Frederic Majer, Martin Nussbaumer and Patrick Freudenstein Operational Challenges and Solutions for Mashups – An Experience Report
Frederic held the last presentation of this year’s MEM 2009. He starts by explaining how mashups often do not really mature. Operation and maintenance is a challenge and is often simply not considered which prevents mashup to turn into real and often-used applications. He explains how he will this paper describe general operational challenges from a provider’s perspective and present dedicated models and processes focusing on providing sufficient service level agreements.
He introduces the CampusMap mashup which helps people finding their way on the university campus. This example is now concretely deployed and thus Frederic can talk about their experience with its deployment.

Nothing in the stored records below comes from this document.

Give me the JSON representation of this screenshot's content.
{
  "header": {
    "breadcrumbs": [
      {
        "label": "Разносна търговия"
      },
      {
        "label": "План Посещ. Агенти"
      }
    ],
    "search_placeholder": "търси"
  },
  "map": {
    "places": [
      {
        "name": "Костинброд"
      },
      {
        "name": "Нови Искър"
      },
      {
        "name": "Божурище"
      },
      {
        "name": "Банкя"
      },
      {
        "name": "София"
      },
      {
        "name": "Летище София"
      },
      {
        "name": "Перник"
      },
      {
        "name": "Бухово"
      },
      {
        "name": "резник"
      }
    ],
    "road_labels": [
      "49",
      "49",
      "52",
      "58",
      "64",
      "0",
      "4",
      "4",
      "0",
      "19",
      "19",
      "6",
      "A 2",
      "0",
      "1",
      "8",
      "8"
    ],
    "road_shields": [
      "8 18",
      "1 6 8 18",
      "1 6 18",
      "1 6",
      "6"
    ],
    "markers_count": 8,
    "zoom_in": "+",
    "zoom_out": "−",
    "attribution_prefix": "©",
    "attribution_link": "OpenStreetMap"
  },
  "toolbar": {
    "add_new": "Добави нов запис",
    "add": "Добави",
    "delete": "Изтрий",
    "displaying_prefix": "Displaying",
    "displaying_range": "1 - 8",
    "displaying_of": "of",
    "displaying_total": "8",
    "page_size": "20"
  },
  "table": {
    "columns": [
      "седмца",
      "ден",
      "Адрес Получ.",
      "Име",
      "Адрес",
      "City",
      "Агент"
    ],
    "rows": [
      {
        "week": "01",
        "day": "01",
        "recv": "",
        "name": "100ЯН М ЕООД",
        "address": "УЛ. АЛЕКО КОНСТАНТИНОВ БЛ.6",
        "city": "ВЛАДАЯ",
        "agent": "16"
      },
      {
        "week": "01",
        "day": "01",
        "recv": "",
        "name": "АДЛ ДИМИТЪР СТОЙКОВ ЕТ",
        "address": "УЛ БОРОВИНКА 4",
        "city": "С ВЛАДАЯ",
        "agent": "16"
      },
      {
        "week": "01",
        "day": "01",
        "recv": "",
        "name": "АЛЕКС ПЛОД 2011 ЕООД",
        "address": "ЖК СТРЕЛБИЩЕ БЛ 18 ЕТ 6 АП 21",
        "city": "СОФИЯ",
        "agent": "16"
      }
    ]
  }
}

One of the main issue was that several stakeholders are participating (sometimes not consciously) to the final mashup. API providers, system administrators, that Frederic calls “operators” etc. all need to do their job the right way in order for the mashup to keep running.

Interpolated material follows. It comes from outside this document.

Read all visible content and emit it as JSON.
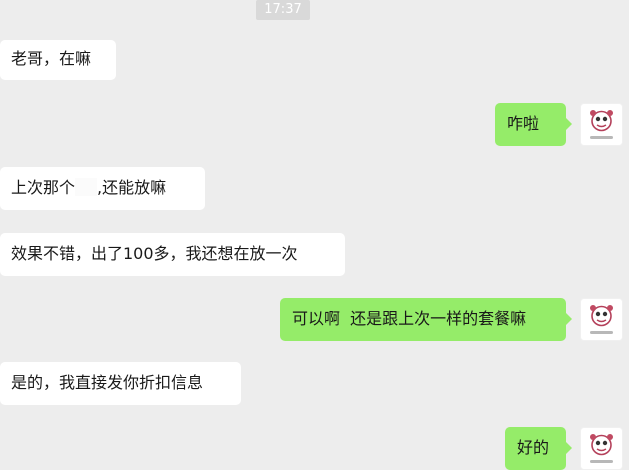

He explains that a small change by one of the operators, who did not know the existence of the mashup, lead to CampusMap not working anymore. He explains that from an organizational point of view the operators, whenever possible, should be aware and committed to contribute. On the technical side a service level agreement should be agreed upon by at least all the internal operators (i.e. the university IT and general staff in this case).
He described a method to get to this service level agreement. For instance a mashup primary owner should be defined. He also suggest the use of automatic and dedicated monitoring environments controlling that the mashup runs in a correct manner and report when this in not the case. He also suggest pre-testing all external (and internal) service calls in order to see if these comply with the service level agreement. For instance if a service is just too slow on a regular basis it should not be used in the production mashup.
A nice question from the audience was, do you think there is a contradiction between the idea of having SLAs and the supposed “lightweight-ness” of mashups. Frederic explains that it IS a contradiction but in case of the CampusMap mashup it turned out that the mashup was so often used that it needed to get an SLA to ensure quality towards the customers.